Cisco Nexus 1000v Part 2

As promised in my last post, this post will be an explanation of how the Nexus 1000v's architecture is laid out as well as how that fits into vSphere.  Cisco uses the familiar imagery from the physical world of a chassis (think Nexus 7000 or Catalyst 6500) with line cards.  In the physical world you would have one or two supervisor engines that provide the brains and then several line cards that provide ports.  In the Nexus 1000v paradigm, the chassis is a virtual container in which you place one or two Virtual Supervisor Modules (VSM) that are actually guest VMs that run NX-OS.  The VSMs can be hosted on the ESX cluster, another ESX host, or the Nexus 1010 appliance.  These VSM modules communicate through the VMWare infrastructure to a Virtual Ethernet Module (VEM) that resides on each ESX host.  Think of the connection through the infrastructure as the back plane or switch fabric of the virtual switch.  The VEMs show up in the Nexus 1000v as line cards in the virtual chassis.

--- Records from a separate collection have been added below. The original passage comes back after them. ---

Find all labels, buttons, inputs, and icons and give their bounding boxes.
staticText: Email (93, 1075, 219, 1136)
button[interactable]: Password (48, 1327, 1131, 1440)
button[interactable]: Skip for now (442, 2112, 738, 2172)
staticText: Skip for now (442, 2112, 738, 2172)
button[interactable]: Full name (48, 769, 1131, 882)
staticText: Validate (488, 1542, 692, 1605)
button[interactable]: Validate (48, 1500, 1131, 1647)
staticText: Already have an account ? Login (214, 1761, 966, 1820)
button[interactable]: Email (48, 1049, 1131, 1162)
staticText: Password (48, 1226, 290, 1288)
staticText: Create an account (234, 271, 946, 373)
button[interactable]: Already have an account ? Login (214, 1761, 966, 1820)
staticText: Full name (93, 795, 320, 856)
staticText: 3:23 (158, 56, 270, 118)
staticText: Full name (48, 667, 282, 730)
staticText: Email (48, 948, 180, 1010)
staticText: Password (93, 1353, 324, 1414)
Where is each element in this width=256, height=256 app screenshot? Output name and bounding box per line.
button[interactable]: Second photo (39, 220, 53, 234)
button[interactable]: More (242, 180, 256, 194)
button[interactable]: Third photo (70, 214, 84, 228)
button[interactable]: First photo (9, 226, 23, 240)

The VSMs communicate with vCenter to coordinate the physical and virtual NICs on the servers and how they are connected to the VEMs.  You use vCenter to manage which physical NICs are associated with a VEM.  Physical NICs show up as eth<id> interfaces on the Nexus 1000v.  The virtual NICs associated with the hosts show up as veth<id> interfaces.  For those not familiar with NX-OS, ethernet interfaces can be 10Mbps, 100Mbps, 1Gbps or 10Gbps.  Unlike IOS the name doesn't designate the speed.


Because of the way that the VEMs communicate with the VSM, it is crucial to maintain the networking links between the VSMs and the VEM or the VEM will disappear from the Nexus 1000v.  If it is disconnected, the VEM continues to forward traffic in the last known configuration but it is not configurable.


In my next posts on the Nexus 1000v, I will run through the basics of getting a Nexus 1000v installed into a vSphere 4.1 environment.